ClickUp Task System
How we use ClickUp’s fields to run daily work without overwhelm. The goal is simple but effective: every field answers one question, nothing overlaps, and only one field needs daily upkeep.
Core principle
Each field answers exactly one question, and the questions are independent.
When fields don’t overlap, you never have to decode combinations. You read them like stacked adjectives — “high-priority, in-progress, due Friday, doing today” reads as cleanly as “tall, red, wooden chair.” No mental math required.
The friction people feel usually comes from one field secretly doing two jobs (e.g. a “Due Next” status that’s really a priority signal). We avoid that here.
The four fields at a glance
| Field | The one question it answers | How often you touch it |
|---|---|---|
| Status | What condition is the work in? | Updates itself as you work |
| Priority | Is this a near-term focus? | Occasionally (when triaging) |
| Due date | When is this actually owed? | Set once; rarely changes |
| Do-date (Start date field) | What day am I working this? | Daily — the one habit |
Field definitions
Status — what condition is the work in?
Describes the live state of the work. Nothing else.
- To Do — not started
- In Progress — actively being worked
- Blocked — can’t proceed (waiting on something/someone)
- Complete — done
You don’t really “maintain” status — it changes as a byproduct of doing the work.
Priority — is this a near-term focus?
This is the “what’s next to focus on” queue (formerly the “Due Next” status).
- High — On Deck. A focus item for this week or next.
- Normal — Backlog. Everything else.
- (Urgent and Low exist but keep usage rare — reserve Urgent for genuine fires.)
Lives in a separate field from status, so a task stays High priority even as its status moves To Do → In Progress → Blocked. The priority signal never gets erased by a state change.
Due date — when is this actually owed?
A real external deadline. Sacred — never repurpose it.
- Only set it when a genuine deadline exists.
- Most tasks have no due date, and that’s correct. A blank due date means “nothing is owed by a specific day.”
- If you catch yourself inventing a due date to mean “I’ll do this today,” stop — that’s what the do-date is for.
Do-date — what day am I working this? (uses the Start date field)
Your plan, not a promise to anyone. Set it to today when you commit to working a task today.

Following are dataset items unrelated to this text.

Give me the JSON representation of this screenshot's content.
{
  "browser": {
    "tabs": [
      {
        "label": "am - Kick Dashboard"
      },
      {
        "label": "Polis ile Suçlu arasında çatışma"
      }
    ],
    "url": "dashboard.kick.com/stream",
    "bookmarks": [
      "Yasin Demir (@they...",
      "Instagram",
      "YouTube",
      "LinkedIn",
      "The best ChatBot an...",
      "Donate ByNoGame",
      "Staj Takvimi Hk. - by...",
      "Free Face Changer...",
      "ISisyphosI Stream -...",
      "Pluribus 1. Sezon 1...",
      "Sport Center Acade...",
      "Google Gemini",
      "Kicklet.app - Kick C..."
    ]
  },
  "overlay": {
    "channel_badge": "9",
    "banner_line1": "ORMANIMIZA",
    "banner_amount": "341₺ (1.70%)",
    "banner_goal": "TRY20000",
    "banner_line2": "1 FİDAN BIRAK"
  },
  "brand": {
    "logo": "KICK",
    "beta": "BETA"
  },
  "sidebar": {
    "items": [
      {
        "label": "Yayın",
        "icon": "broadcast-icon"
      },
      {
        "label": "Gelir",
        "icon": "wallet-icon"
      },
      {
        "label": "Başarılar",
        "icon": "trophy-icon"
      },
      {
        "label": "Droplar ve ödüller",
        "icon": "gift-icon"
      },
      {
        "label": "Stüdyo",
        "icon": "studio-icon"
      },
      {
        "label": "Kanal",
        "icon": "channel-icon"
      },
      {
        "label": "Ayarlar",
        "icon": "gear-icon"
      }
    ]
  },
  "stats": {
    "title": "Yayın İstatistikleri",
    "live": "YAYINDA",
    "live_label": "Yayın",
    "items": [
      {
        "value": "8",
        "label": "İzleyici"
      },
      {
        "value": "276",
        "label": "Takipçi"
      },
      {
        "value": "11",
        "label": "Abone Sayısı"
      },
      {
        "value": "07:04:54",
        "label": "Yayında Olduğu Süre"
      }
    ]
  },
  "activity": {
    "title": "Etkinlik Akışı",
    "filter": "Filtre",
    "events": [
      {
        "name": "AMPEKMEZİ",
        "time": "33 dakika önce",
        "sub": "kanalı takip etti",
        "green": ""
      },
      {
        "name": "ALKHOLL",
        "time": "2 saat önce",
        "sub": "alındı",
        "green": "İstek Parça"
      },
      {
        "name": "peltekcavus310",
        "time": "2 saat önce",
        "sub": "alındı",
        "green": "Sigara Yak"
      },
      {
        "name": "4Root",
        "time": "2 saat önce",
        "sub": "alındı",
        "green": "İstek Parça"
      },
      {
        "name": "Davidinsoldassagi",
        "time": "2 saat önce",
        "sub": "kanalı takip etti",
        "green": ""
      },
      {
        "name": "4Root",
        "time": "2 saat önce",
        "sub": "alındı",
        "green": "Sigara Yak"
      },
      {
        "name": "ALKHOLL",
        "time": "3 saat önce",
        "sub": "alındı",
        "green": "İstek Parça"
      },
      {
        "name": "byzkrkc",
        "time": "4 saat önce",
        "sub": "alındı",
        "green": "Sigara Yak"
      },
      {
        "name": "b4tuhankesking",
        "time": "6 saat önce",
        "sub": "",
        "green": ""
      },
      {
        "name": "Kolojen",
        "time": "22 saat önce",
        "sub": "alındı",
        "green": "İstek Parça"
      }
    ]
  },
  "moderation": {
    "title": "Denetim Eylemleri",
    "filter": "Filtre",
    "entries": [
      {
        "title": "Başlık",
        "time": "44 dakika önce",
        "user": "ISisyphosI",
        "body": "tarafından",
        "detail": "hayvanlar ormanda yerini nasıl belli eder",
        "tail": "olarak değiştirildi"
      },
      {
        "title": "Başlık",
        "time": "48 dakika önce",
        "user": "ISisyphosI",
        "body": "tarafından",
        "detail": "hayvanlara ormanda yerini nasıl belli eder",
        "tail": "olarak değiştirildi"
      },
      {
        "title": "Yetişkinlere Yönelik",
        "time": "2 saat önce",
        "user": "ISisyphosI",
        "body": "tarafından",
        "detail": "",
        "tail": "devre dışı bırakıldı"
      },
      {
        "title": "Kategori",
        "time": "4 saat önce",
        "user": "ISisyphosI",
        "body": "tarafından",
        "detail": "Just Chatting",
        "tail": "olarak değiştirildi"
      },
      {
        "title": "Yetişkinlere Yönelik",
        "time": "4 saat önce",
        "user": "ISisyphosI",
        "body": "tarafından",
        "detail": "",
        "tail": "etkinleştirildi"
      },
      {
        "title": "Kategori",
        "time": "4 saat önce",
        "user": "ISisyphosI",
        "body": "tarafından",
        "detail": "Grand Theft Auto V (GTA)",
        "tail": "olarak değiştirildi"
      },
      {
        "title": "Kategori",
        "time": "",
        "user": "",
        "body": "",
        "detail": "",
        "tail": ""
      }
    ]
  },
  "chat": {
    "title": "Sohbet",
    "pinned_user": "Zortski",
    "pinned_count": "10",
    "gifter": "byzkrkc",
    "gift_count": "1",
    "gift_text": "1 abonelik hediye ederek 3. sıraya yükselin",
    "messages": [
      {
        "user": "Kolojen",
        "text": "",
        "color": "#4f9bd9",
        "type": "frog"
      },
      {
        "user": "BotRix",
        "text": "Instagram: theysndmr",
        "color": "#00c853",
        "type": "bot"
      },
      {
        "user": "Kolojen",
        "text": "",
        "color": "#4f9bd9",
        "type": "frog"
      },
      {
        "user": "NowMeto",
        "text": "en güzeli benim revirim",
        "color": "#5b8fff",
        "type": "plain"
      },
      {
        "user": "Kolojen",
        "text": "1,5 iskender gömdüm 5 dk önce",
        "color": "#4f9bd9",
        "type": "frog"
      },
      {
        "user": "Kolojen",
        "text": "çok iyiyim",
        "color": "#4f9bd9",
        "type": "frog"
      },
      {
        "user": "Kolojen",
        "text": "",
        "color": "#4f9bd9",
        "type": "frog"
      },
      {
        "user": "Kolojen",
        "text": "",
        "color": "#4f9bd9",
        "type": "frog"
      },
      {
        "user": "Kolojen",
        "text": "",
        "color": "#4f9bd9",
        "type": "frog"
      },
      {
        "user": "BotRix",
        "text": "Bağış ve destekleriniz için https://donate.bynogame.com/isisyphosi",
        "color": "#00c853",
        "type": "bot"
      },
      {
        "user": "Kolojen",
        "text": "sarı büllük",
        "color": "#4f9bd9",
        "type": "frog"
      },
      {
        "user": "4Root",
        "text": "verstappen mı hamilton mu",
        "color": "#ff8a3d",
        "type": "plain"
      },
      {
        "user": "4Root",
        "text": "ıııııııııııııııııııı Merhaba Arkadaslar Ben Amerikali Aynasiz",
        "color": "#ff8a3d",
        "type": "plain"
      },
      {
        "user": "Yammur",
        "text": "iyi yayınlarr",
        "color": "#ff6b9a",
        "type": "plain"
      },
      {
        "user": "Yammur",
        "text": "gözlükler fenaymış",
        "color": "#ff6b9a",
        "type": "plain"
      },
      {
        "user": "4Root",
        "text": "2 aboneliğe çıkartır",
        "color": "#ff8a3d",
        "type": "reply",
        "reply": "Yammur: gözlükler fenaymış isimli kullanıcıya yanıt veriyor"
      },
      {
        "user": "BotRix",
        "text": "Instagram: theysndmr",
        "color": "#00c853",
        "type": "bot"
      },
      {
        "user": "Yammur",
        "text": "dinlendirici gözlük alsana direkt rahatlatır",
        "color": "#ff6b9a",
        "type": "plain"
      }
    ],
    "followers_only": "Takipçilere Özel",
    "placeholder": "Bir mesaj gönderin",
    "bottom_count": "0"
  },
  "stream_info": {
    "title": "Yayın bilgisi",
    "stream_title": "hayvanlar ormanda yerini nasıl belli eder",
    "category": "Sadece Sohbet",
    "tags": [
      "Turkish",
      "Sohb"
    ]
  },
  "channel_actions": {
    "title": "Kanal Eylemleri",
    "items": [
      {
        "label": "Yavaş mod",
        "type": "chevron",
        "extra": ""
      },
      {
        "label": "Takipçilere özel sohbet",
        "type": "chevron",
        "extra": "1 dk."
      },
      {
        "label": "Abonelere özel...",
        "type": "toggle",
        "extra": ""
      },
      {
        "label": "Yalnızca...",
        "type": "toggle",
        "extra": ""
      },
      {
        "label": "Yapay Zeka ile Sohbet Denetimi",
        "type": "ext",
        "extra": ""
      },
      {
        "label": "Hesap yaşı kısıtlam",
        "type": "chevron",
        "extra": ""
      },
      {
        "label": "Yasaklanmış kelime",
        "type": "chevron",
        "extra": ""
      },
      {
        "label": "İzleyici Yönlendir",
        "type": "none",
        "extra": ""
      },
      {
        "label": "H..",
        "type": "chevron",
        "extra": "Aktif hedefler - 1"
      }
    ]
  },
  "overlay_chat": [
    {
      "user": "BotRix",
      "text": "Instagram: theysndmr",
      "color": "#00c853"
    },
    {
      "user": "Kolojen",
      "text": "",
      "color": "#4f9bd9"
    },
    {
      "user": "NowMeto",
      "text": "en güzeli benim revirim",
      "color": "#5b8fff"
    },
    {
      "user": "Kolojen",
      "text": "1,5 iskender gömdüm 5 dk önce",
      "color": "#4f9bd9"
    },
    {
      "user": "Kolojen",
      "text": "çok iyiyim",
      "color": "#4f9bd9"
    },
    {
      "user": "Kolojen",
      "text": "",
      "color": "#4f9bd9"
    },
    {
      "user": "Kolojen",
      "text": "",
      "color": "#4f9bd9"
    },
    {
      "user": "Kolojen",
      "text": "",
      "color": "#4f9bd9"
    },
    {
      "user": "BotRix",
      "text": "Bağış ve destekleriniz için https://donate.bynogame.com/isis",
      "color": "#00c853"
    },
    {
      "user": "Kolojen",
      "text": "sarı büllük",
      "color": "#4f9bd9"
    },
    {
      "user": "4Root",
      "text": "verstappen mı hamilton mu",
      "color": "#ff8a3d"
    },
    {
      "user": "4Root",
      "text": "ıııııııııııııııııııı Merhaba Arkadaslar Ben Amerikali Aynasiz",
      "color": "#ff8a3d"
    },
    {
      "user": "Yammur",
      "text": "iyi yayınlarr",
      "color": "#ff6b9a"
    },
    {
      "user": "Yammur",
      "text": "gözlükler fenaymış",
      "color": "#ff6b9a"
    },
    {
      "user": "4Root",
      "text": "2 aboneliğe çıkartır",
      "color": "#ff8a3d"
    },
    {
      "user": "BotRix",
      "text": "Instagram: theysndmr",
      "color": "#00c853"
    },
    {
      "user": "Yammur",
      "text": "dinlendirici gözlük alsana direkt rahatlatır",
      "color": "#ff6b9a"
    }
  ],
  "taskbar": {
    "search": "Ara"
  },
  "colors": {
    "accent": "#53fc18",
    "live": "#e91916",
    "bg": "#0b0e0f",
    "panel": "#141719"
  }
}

- This is the only field touched daily.
- Powers the Today view (below).
- A task due next week that you want to chip at today simply gets today’s do-date — honest, no fake-overdue.
Note: ClickUp’s built-in “Today” bucket (My Work card) sorts by due date, so it won’t reflect our do-date logic. We use a custom view instead (see Views).
The graduation rule
New tasks start nearly bare and earn fields as they move through the funnel. This is what keeps the system simple — you’re never obligated to fill every field.
- Lands in inbox →
To Do+Normal. No dates. Done. - Has a real deadline? → earns a due date.
- Becomes a focus item? → earns High priority (moves to On Deck).
- Doing it today? → earns a do-date of today.
- You start working → status moves on its own.
An empty field is information: it means the task hasn’t graduated to that stage yet. A backlog task with just To Do + Normal and three blank fields is complete and healthy.
Reading combinations
Because the fields are independent, every combination reads sensibly without interpretation:
- Due date set · Normal · no do-date → owed eventually, not a focus, not today. Sits in backlog, deadline tracked.
- No due date · High · do-date today · In Progress → no hard deadline, but I decided it matters and I’m mid-work. Coherent.
- Blocked · High → matters but I can’t move on it. Sits in On Deck, flagged to chase the blocker.
The three views
All built at the Everything level so they pull across every Space (Household, Tasks, Content, Clients) into one surface.
1. Today (your run-of-show)
- Filter: Start date (do-date) is on or before today AND Status is not Complete
- Group by: Status (In Progress floats to top)
- Sort: Priority (High → Normal)
- Optional: exclude or separate Blocked so it doesn’t sit in your actionable list.
2. On Deck (your focus queue)
- Filter: Priority is High AND Status is not Complete
- Sort: Due date (soonest first), then Priority
- This is the list you pull from each morning.
3. Waiting On (optional)
- Filter: Status is Blocked
- Keeps stalled items tracked but out of your daily list.
(Backlog = everything else; it lives in the normal Space/List hierarchy, no special view needed.)
Daily ritual
The whole system runs on one short habit:
- Morning: open On Deck, pick the handful you’ll actually do, set their do-date to today.
- During the day: work top-to-bottom in Today; move status as you go.
- As deadlines appear: set a due date (only if real).
- End of day (optional): anything not finished either keeps today’s do-date rolled forward or drops back to On Deck.
Maintenance summary
| Field | Upkeep |
|---|---|
| Due date | Set once when known. Rarely changes. |
| Priority | Adjust occasionally when triaging. |
| Do-date | The daily habit — set today’s picks each morning. |
| Status | Self-maintaining; moves as you work. |
One daily habit. Four fields. Fields earned, not forced.